Still in Kenya, two Internet service providers, ThinkWiFi and Mawingu, have joined forces to launch what they say is the country's first Telecom Infra Project (TIP) OpenWiFi network in the country. Managed from ThinkWiFi's headquarters in South Africa, the Wi-Fi network uses TIP OpenWiFi certified hardware and software including access points from Edgecore and CIG. Wavespot provides the cloud controller which also implements the backend analytics and location-based services. The service is being funded by advertising.
BT is drawing on technology from Fortinet to launch a managed networking and cybersecurity service for businesses and public sector organizations that have multiple sites.

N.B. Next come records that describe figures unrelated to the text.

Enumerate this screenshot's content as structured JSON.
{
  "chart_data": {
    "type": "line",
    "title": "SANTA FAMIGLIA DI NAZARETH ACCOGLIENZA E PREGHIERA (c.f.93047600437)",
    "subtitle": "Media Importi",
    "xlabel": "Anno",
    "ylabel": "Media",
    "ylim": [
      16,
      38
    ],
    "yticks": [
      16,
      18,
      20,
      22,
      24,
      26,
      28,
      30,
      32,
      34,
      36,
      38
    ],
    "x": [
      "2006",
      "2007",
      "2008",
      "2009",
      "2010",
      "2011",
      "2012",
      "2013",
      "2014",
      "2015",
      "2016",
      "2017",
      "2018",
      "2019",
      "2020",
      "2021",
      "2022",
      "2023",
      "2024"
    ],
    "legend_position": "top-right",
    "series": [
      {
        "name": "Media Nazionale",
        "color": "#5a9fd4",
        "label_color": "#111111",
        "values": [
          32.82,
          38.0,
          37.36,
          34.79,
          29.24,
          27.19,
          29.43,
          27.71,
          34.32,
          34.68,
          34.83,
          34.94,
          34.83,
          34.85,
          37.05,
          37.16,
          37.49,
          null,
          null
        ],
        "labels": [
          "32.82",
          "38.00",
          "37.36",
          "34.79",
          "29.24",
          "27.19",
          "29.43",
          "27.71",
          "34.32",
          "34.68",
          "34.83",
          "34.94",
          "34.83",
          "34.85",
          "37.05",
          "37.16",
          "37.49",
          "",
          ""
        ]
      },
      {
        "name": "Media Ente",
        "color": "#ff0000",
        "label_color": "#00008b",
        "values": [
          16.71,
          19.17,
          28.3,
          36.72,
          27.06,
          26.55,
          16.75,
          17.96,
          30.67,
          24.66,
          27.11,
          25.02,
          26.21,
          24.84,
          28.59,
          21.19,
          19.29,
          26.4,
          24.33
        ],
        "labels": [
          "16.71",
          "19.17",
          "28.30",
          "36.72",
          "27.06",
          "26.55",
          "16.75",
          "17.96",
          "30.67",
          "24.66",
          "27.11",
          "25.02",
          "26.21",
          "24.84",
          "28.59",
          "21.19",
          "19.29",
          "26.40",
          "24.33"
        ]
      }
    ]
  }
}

The new service, says BT, will enable customers to bring together SD-WAN, SD-Branch and security wondrousness into one place, all overseen by BT's boffins.
Swisscom has reached a new collective agreement with labor unions and employees, introducing a higher minimum wage, more flexible working time models as well as additional maternity, paternity and adoption leave, among other benefits. Employees aged 60 and over will be eligible for a partial retirement model of working, whereby their employment level can be reduced.
Apple's antics in the apps market have once again come under Euro-scrutiny – this time from Italy's antitrust watchdog, AGCM. As Reuters reports, the agency believes Apple penalizes third-party app developers by imposing a privacy policy on them that is stricter than the one it applies to itself. Specifically, the watchdog said users of third-party apps are subject to more visible prompts to block the tracking of their personal data.